Ülkemizin yenilenebilir enerji kaynaklarına sahip olması
alternatif yakıtlı araçların geliştirilip yaygınlaşmasında önemli bir teşvik
unsuru olmasını sağlıyor…
Büyüyen mobilize ihtiyaçları ve çevresel koruma arasında artan bir
şekilde denge zorluğu bulunuyor.
Bu zorluğu aşmak ise bütün ulaşım modlarında daha fazla etkinlik,
güvenlik ve çevresel performansın geliştirilmesini gerektiriyor.

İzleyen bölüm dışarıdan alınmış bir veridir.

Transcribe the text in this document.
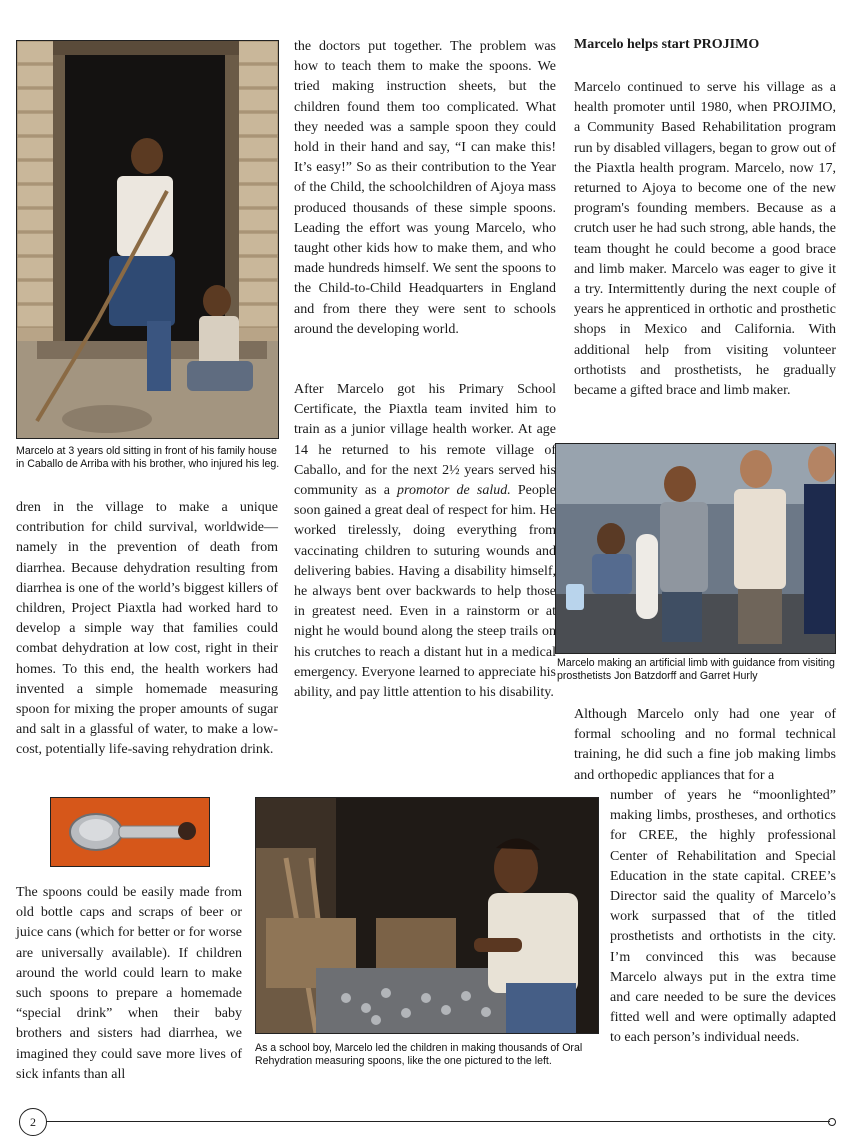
Marcelo at 3 years old sitting in front of his family house in Caballo de Arriba with his brother, who injured his leg.

dren in the village to make a unique contribution for child survival, worldwide—namely in the prevention of death from diarrhea. Because dehydration resulting from diarrhea is one of the world’s biggest killers of children, Project Piaxtla had worked hard to develop a simple way that families could combat dehydration at low cost, right in their homes. To this end, the health workers had invented a simple homemade measuring spoon for mixing the proper amounts of sugar and salt in a glassful of water, to make a low-cost, potentially life-saving rehydration drink.

The spoons could be easily made from old bottle caps and scraps of beer or juice cans (which for better or for worse are universally available). If children around the world could learn to make such spoons to prepare a homemade “special drink” when their baby brothers and sisters had diarrhea, we imagined they could save more lives of sick infants than all

the doctors put together. The problem was how to teach them to make the spoons. We tried making instruction sheets, but the children found them too complicated. What they needed was a sample spoon they could hold in their hand and say, “I can make this! It’s easy!” So as their contribution to the Year of the Child, the schoolchildren of Ajoya mass produced thousands of these simple spoons. Leading the effort was young Marcelo, who taught other kids how to make them, and who made hundreds himself. We sent the spoons to the Child-to-Child Headquarters in England and from there they were sent to schools around the developing world.

After Marcelo got his Primary School Certificate, the Piaxtla team invited him to train as a junior village health worker. At age 14 he returned to his remote village of Caballo, and for the next 2½ years served his community as a promotor de salud. People soon gained a great deal of respect for him. He worked tirelessly, doing everything from vaccinating children to suturing wounds and delivering babies. Having a disability himself, he always bent over backwards to help those in greatest need. Even in a rainstorm or at night he would bound along the steep trails on his crutches to reach a distant hut in a medical emergency. Everyone learned to appreciate his ability, and pay little attention to his disability.

As a school boy, Marcelo led the children in making thousands of Oral Rehydration measuring spoons, like the one pictured to the left.

Marcelo helps start PROJIMO

Marcelo continued to serve his village as a health promoter until 1980, when PROJIMO, a Community Based Rehabilitation program run by disabled villagers, began to grow out of the Piaxtla health program. Marcelo, now 17, returned to Ajoya to become one of the new program's founding members. Because as a crutch user he had such strong, able hands, the team thought he could become a good brace and limb maker. Marcelo was eager to give it a try. Intermittently during the next couple of years he apprenticed in orthotic and prosthetic shops in Mexico and California. With additional help from visiting volunteer orthotists and prosthetists, he gradually became a gifted brace and limb maker.

Marcelo making an artificial limb with guidance from visiting prosthetists Jon Batzdorff and Garret Hurly

Although Marcelo only had one year of formal schooling and no formal technical training, he did such a fine job making limbs and orthopedic appliances that for a

number of years he “moonlighted” making limbs, prostheses, and orthotics for CREE, the highly professional Center of Rehabilitation and Special Education in the state capital. CREE’s Director said the quality of Marcelo’s work surpassed that of the titled prosthetists and orthotists in the city. I’m convinced this was because Marcelo always put in the extra time and care needed to be sure the devices fitted well and were optimally adapted to each person’s individual needs.

2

Avrupa Birliği 2020 yılı itibariyle Avrupa yasasına uyumlu, uluslararası otomotiv
sanayi için, karbon dioksit emisyonunun azaltılması amacıyla önde gelen ihtiyaçlardan
biri olarak yeni nesil elektrikli araç sürümünün gelişmesi ve yaygınlaşması
öngörüyor.
Taşımacılığı sürdürülebilir yapıya kavuşturmak amacıyla Avrupa 'Yeşil Taşımacılık' paketi hazırlamış.
Bu doğrultuda çevresel zarar ve trafik sıkışıklığı kademeli olarak
azaltılacak, taşımacılığın verimliliğini artırmak ve netice olarak bir bütün
olarak ekonomiyi güçlendirmek hedefleniyor.

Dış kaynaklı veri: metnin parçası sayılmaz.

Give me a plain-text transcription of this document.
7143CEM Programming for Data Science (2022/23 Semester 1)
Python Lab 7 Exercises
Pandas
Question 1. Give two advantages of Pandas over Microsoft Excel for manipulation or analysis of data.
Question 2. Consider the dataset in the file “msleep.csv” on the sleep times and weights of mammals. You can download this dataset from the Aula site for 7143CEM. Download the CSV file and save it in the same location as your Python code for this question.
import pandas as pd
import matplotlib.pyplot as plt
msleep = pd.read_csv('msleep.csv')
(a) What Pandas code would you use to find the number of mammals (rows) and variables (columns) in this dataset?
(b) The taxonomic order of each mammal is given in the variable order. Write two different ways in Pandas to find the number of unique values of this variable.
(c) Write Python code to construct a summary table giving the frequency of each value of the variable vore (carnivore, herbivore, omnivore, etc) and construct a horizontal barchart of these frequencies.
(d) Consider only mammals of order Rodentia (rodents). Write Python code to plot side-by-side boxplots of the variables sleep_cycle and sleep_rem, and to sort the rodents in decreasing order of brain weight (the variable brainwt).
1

Avrupa Birliğinin sürdürülebilir ve akıllı taşımacılık konusundaki
kapsamlı stratejisi 2050 yılına kadar emisyonlarda %90’lık bir düşüşü başarmak hedefleniyor.
Ulaşımın Avrupa Yeşil Anlaşmasına katkısını rehberlik edecek dört
prensip ise şöyle ifade ediliyor:
1. Ulaşım sistemini bir bütün
olarak daha çok sürdürülebilir yapmak;
2. AB vatandaşlarına ve
işletmelerine sürdürülebilir çözümleri mevcut kılmak;
3. Bütün ulaşım modlarında kirletici ödemeler prensibine saygı duymak;
4. Herkes için ulaşıma bağlantıyı ve erişimi teşvik etmek.

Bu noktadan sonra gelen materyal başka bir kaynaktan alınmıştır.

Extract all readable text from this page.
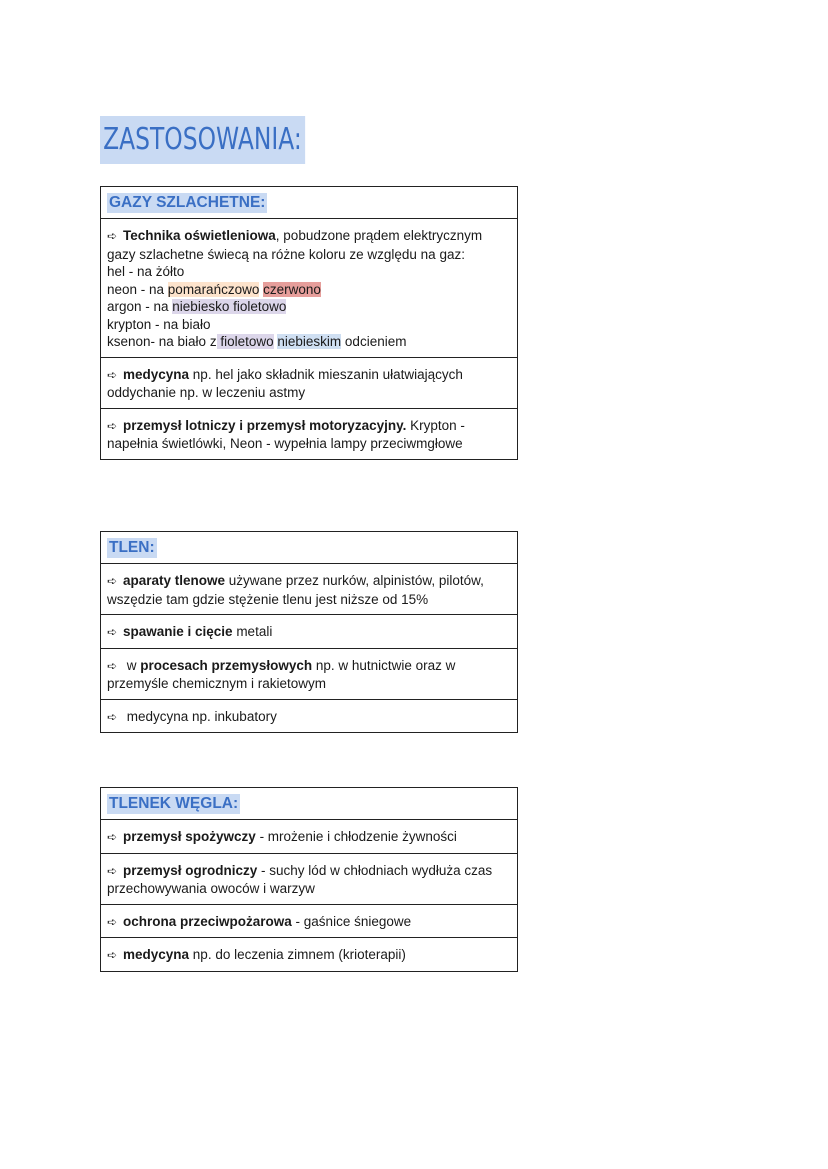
ZASTOSOWANIA:
GAZY SZLACHETNE:
➪ Technika oświetleniowa, pobudzone prądem elektrycznym gazy szlachetne świecą na różne koloru ze względu na gaz:
hel - na żółto
neon - na pomarańczowo czerwono
argon - na niebiesko fioletowo
krypton - na biało
ksenon- na biało z fioletowo niebieskim odcieniem
➪ medycyna np. hel jako składnik mieszanin ułatwiających oddychanie np. w leczeniu astmy
➪ przemysł lotniczy i przemysł motoryzacyjny. Krypton - napełnia świetlówki, Neon - wypełnia lampy przeciwmgłowe
TLEN:
➪ aparaty tlenowe używane przez nurków, alpinistów, pilotów, wszędzie tam gdzie stężenie tlenu jest niższe od 15%
➪ spawanie i cięcie metali
➪ w procesach przemysłowych np. w hutnictwie oraz w przemyśle chemicznym i rakietowym
➪ medycyna np. inkubatory
TLENEK WĘGLA:
➪ przemysł spożywczy - mrożenie i chłodzenie żywności
➪ przemysł ogrodniczy - suchy lód w chłodniach wydłuża czas przechowywania owoców i warzyw
➪ ochrona przeciwpożarowa - gaśnice śniegowe
➪ medycyna np. do leczenia zimnem (krioterapii)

Otomotiv sektörü için çevre kirlenmesine olan olumsuz etkilerini azaltmanın bir başka yolu ise biyoyakıt üretiminin son yıllarda artan bir şekilde devamının sağlanması.
Ancak bu arada bioyakıt üretiminin öne çıkan zararları ise gıda
esaslı olması nedeniyle gıda fiyatlarını yükselteceği ve arazi kullanım
değişimine yol acacğı endişesini gündeme getiriyor.
Bu nedenle bu olumsuz duruma mani olmak için bioyakıt üretiminde
ikinci nesil biyoyakıt olan, gıda esaslı olmayan kaynaklar üzerinde duruluyor.
Bunlar bitkisel atık ve saman, anız ve benzeri bitkisel kaynaklar
şeklinde sıralanıyor.
Bitkisel atıklar bu hususta kayda değer bir potansiyel oluşturuyor.